Culture shock doesn’t have to be a bad thing; as the title implies, it’s just about the general shock. Typically, after the initial surprise of the new environment, the adaptation phase begins. The idea is to get to that part of the process as quickly as possible through mental preparation and faith. If the idea of stepping foot on unfamiliar, foreign turf leaves you with a sense of fear, I’m here to tell you it will all be okay if you:

Know Before You Go
It took me five years to work up the nerve to get on a plane and move to South Korea. Cautious by nature and highly investigative, I wanted to read as much as I could about the good, the bad, and the downright ugly before I purchased a plane ticket to anywhere on the other side of the world. It might not be comfortable to research negative aspects of a country you’re excited about going to, but instead of coming from a place of fear, try to come from a place of curiosity. Try to understand the political, financial, and social dynamics of the places you’re looking to go to. Then, make a decision as to go or not go. The point is to not go into the decision blindly. If I hadn’t researched how I’d be paid for my job, how to pay bills at an ATM instead of through online banking or checks (they aren’t really used in South Korea), or the size of my apartment, I very well may have had a heart attack upon arrival.

Make a List
Make a list of pros and cons, especially your deal breakers. Make another list of things you want to gain from your experience and why the location(s) you’ve selected is (are) especially attractive to you. Weigh your options, then make your choice. When you evaluate decisions of this nature in a logical way, have an idea of what to expect socially, financially, politically, etc.
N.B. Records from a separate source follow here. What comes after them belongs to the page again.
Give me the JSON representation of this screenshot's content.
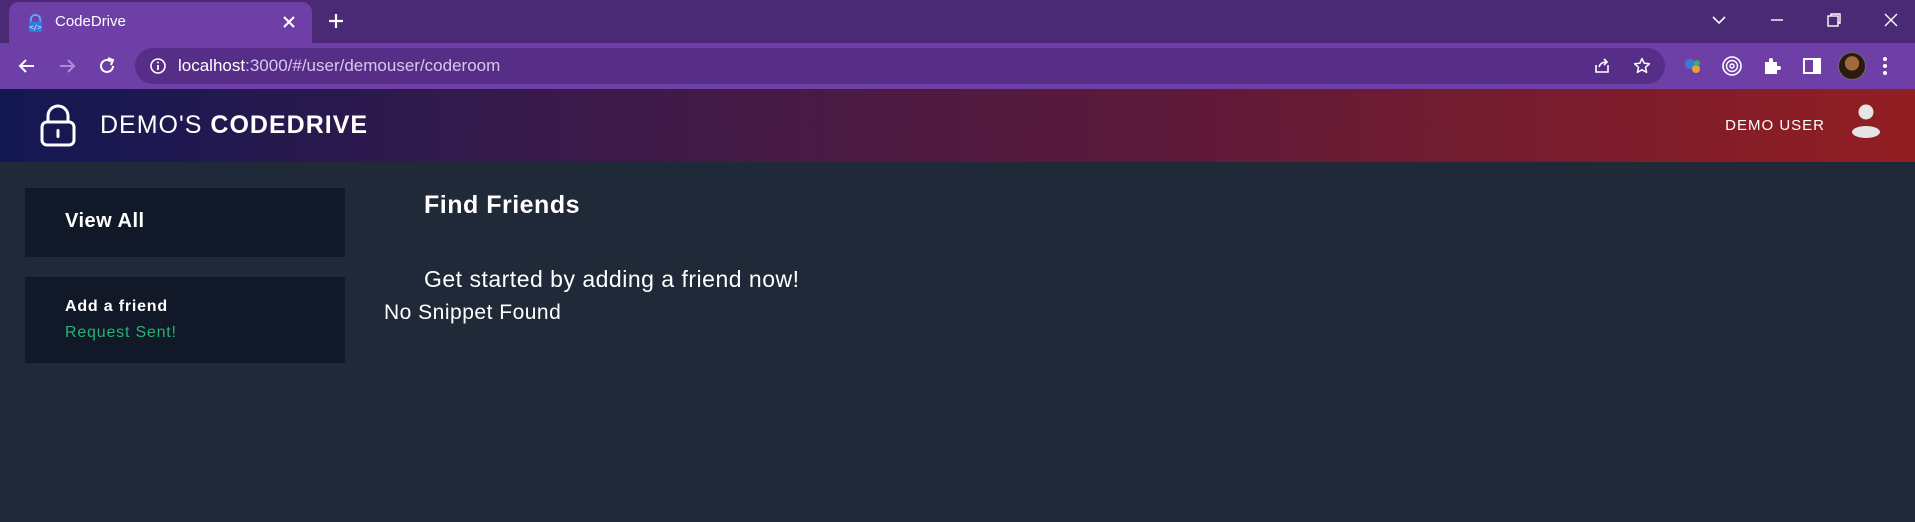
{
  "browser": {
    "tab_title": "CodeDrive",
    "url_host": "localhost",
    "url_rest": ":3000/#/user/demouser/coderoom"
  },
  "header": {
    "brand_prefix": "DEMO'S",
    "brand_name": "CODEDRIVE",
    "user_label": "DEMO USER"
  },
  "sidebar": {
    "view_all_label": "View All",
    "friend": {
      "title": "Add a friend",
      "status": "Request Sent!"
    }
  },
  "main": {
    "title": "Find Friends",
    "subtitle": "Get started by adding a friend now!",
    "empty_text": "No Snippet Found"
  },
  "colors": {
    "page_bg": "#1f2937",
    "card_bg": "#111827",
    "status_green": "#22b573",
    "chrome_purple": "#6f3fa8"
  }
}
This way you’re more apt to feel able and comfortable to navigate the new environment you’ll be in.

Keep Your Mind Open
Even if there are a few things that you don’t like on your list, if it’s a minor thing, such as apartment size, consider thinking past it. Or, maybe you’re like me and are a vegetarian but are going to live in a place where the staple diet relies heavily on meat dishes. Trust me, I feel your pain. Travel isn’t always the most comfortable experience. It isn’t always about the luxury hotel rooms or yacht cruises–especially for those of us poor, young, ambitious, working folks just trying to make ends meet. Fancy amenities are not likely to be part of your experience, but maybe it is better that they aren’t. You will never have an eye-opening travel experience until you learn to live like a local, understand local culture, and embrace it. It is only then that you can go from culture shock, to understanding and adaptation.

Just Do It
Maybe you’re already in a foreign country reading this now, unable to cope with your “mistake” of moving. Maybe your whole family expects you to fail in your endeavor, whatever it may be, and come running back home. Perhaps you’ve stumbled across this article because you can identify what you’re feeling to be culture shock, but have no one to talk about it. You are not alone.
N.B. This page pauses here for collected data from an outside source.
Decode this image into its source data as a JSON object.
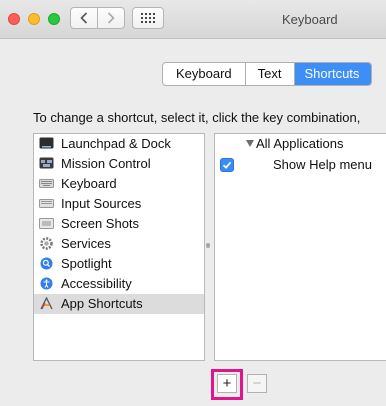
{
  "window": {
    "title": "Keyboard"
  },
  "toolbar": {
    "back_icon": "chevron-left-icon",
    "forward_icon": "chevron-right-icon",
    "grid_icon": "show-all-grid-icon"
  },
  "tabs": [
    {
      "label": "Keyboard",
      "selected": false
    },
    {
      "label": "Text",
      "selected": false
    },
    {
      "label": "Shortcuts",
      "selected": true
    }
  ],
  "instruction": "To change a shortcut, select it, click the key combination,",
  "categories": [
    {
      "label": "Launchpad & Dock",
      "icon": "launchpad-dock-icon"
    },
    {
      "label": "Mission Control",
      "icon": "mission-control-icon"
    },
    {
      "label": "Keyboard",
      "icon": "keyboard-icon"
    },
    {
      "label": "Input Sources",
      "icon": "input-sources-icon"
    },
    {
      "label": "Screen Shots",
      "icon": "screen-shots-icon"
    },
    {
      "label": "Services",
      "icon": "services-gear-icon"
    },
    {
      "label": "Spotlight",
      "icon": "spotlight-icon"
    },
    {
      "label": "Accessibility",
      "icon": "accessibility-icon"
    },
    {
      "label": "App Shortcuts",
      "icon": "app-shortcuts-icon",
      "selected": true
    }
  ],
  "shortcuts": {
    "group_label": "All Applications",
    "items": [
      {
        "label": "Show Help menu",
        "checked": true
      }
    ]
  },
  "buttons": {
    "add_label": "+",
    "remove_label": "−"
  },
  "colors": {
    "accent": "#3d8ff7",
    "highlight": "#e2138b"
  }
}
I didn’t leave my apartment for three months when I first moved to Seoul except to go to school. I was afraid I’d get lost. I was afraid to try to talk to people because I didn’t know how, and hearing Korean words sounded so foreign to me. Everything was intimidating to me and I felt so small.

You know what, though? I wasn’t the first person to feel that way and I won’t be the last. The point is, you already are where you are. You’re going to have to eat at some point, talk to someone, and learn how to get around town, so you might as well learn now. Sure, you might be embarrassed, but you’re only delaying the inevitable by not doing so.